Na poprawiające się fundamenty miedzi, cynku, niklu, a także węgla ciepłowniczego szwajcarska firma wskazała w prezentacji opublikowanej we środę. To oznaczałoby kontynuację odbicia subindeksu metali przemysłowych S&P GSCI.
Od marca wskaźnik zyskał 11,5 proc., po tym jak trzyletnia bessa sprowadziła jego wartość w dół o ponad 40 proc. Na odbiciu cen na rynku metali zyskał już KGHM, którego notowania wzrosły od początku roku o 20 proc. To może być dopiero przedsmak zysków, bo Glencore oczekuje, że od przyszłego roku na rynku miedzi pojawi się deficyt. W drugiej połowie roku firma spodziewa się ograniczenia podaży rudego metalu za sprawą niedoborówzłomu miedzianego, a także ryzyka przestojów w zdekapitalizowanych hutach i opóźnień w nowych projektach.
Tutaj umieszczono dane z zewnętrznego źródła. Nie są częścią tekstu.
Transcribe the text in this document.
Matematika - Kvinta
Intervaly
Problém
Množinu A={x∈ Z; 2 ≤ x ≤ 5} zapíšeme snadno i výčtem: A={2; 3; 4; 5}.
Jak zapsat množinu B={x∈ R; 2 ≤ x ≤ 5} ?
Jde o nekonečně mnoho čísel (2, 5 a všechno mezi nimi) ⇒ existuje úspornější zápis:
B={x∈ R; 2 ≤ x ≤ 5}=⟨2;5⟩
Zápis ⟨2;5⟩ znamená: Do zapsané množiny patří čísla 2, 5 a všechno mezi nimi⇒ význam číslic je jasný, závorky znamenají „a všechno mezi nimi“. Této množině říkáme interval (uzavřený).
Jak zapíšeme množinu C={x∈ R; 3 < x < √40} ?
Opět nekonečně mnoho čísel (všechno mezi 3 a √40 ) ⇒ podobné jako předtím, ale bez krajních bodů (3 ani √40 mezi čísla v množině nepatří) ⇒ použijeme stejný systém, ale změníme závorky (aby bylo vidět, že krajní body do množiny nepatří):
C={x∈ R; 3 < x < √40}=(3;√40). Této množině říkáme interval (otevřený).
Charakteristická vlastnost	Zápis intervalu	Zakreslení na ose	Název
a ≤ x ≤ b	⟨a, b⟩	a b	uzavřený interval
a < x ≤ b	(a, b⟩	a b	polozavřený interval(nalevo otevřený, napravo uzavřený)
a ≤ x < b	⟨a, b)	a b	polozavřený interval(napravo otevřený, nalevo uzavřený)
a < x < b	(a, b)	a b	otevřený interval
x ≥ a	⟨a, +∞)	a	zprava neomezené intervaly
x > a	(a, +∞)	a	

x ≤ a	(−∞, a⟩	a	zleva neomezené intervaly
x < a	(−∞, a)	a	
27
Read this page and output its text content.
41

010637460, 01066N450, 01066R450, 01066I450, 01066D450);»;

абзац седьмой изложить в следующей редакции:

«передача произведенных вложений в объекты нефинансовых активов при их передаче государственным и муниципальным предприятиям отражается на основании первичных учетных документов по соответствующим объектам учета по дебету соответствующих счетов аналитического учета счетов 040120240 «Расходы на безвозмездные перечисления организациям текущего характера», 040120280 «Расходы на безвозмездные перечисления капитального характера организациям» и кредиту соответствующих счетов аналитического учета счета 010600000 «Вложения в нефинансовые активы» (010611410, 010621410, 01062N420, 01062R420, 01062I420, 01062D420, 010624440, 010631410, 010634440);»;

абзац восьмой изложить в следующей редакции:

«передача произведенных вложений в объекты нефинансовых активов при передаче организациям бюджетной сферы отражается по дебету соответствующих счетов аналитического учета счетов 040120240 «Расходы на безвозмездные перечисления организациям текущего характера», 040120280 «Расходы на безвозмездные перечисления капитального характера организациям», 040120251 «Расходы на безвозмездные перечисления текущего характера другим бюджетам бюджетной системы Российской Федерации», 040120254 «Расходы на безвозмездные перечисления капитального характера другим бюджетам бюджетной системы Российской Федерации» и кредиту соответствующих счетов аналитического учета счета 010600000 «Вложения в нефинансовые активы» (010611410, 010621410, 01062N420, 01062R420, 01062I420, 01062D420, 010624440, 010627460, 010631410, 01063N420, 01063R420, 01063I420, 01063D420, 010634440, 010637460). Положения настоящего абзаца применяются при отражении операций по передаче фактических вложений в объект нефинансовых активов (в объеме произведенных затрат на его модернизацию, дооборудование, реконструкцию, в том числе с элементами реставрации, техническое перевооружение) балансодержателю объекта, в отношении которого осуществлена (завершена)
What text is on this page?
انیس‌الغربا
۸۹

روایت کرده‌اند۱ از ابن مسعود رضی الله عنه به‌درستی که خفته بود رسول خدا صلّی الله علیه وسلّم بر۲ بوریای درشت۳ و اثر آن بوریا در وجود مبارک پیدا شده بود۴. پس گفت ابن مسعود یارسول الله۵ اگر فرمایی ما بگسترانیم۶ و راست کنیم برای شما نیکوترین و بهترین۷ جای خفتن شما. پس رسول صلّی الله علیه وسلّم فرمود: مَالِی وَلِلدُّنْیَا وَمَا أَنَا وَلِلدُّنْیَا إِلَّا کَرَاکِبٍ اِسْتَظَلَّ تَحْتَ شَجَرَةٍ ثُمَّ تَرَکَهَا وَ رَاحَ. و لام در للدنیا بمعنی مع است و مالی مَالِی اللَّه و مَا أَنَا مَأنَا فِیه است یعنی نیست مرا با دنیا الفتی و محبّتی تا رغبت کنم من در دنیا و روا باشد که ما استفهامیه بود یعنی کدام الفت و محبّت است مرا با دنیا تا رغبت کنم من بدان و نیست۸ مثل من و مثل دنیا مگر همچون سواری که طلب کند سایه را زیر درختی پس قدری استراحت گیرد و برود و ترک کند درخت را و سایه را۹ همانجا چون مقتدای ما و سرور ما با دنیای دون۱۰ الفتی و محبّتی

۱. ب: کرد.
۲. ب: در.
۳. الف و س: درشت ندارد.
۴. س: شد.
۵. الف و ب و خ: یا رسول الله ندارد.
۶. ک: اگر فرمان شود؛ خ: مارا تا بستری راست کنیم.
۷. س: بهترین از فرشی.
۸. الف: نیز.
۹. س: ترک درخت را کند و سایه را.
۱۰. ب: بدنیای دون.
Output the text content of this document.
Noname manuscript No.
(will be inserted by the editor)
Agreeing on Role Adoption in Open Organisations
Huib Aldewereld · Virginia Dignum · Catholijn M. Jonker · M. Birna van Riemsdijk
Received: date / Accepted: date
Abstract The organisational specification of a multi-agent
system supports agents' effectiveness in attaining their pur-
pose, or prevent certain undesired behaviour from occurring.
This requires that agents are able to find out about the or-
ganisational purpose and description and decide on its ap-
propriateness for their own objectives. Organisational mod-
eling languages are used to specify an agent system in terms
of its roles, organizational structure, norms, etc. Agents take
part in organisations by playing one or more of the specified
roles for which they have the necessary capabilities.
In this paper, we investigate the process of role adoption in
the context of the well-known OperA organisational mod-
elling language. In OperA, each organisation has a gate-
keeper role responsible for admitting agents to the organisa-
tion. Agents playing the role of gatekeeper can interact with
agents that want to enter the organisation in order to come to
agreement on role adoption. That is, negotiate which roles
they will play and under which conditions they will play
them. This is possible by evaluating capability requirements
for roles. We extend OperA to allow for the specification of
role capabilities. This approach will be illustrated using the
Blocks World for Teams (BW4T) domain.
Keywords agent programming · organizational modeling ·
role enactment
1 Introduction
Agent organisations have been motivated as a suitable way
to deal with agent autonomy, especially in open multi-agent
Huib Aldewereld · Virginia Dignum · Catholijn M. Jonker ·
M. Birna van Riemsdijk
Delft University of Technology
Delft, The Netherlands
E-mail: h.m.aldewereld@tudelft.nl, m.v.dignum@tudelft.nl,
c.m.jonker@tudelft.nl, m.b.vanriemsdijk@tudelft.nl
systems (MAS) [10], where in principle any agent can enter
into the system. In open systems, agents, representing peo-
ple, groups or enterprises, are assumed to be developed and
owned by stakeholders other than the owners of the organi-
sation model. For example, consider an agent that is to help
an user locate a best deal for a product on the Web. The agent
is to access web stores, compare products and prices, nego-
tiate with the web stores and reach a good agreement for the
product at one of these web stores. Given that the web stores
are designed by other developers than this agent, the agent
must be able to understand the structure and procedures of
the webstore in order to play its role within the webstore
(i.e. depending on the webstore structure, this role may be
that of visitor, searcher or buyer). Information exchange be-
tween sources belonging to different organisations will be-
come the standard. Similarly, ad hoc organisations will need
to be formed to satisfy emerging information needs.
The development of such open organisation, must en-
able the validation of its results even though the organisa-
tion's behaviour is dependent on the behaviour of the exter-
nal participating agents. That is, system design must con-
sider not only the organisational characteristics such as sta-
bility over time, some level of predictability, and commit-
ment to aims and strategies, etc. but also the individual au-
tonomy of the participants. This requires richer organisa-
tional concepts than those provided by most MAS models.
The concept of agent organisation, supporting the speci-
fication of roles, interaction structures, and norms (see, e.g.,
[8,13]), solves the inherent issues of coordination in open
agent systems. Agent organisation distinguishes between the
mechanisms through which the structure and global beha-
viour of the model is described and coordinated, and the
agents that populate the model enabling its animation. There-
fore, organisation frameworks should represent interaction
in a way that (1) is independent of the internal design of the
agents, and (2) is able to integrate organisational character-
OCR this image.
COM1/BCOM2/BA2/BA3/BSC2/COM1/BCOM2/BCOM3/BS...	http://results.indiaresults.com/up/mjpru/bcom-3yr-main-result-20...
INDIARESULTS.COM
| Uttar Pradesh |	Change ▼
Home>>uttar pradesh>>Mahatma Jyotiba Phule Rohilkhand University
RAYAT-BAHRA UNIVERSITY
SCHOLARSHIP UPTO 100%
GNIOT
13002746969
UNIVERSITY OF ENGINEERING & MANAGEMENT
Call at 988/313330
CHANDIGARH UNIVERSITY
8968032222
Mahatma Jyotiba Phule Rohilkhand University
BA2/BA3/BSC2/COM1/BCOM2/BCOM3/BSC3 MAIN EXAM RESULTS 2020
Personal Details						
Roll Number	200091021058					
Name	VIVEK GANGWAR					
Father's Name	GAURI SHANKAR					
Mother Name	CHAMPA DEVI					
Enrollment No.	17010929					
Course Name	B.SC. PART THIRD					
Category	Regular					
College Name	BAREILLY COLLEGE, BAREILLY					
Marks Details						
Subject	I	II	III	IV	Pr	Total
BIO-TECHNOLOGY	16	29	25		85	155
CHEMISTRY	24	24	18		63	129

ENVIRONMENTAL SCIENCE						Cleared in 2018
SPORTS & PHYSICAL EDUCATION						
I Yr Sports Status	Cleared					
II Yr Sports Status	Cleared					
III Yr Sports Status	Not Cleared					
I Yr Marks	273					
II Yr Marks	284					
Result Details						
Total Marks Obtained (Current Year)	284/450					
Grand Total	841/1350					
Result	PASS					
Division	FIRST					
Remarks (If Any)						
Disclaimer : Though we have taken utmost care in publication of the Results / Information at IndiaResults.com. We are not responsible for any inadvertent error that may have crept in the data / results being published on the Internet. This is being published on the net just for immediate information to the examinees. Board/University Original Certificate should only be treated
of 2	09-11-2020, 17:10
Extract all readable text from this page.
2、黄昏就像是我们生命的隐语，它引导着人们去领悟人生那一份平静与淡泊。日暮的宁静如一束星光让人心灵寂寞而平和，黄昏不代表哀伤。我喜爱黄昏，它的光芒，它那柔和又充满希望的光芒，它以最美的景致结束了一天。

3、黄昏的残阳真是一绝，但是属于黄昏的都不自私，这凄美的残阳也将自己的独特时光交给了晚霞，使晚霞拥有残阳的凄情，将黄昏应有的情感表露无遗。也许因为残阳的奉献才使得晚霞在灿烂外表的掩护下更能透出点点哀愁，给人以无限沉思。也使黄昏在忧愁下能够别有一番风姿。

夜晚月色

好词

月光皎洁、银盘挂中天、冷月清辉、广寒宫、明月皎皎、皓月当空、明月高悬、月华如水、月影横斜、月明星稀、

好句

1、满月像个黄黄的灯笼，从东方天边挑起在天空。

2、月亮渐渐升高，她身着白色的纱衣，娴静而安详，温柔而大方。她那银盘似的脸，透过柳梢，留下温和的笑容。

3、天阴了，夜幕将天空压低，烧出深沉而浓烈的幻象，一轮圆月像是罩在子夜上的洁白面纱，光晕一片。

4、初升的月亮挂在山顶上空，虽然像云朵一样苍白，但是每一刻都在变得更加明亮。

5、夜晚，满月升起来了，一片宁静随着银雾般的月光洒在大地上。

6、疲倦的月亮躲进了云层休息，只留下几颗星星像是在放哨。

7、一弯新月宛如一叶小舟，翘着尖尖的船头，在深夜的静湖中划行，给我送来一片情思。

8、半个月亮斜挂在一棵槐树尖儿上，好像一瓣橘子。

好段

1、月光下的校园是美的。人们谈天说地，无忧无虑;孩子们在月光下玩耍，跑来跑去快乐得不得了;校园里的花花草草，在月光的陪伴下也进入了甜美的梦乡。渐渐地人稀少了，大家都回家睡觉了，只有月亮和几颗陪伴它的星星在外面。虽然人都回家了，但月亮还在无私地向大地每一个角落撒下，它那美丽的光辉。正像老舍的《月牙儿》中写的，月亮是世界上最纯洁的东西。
Jednocześnie odbić się powinien popyt, co miałoby związek z ożywieniem w Chinach i gospodarkach rozwiniętych. Jeszcze w tym roku w deficycie znajdzie się rynek cynku, a niedobór niklu utrzyma się, o ile nie zostanie zniesiony zakaz eksportu surowca z Indonezji — uważają eksperci.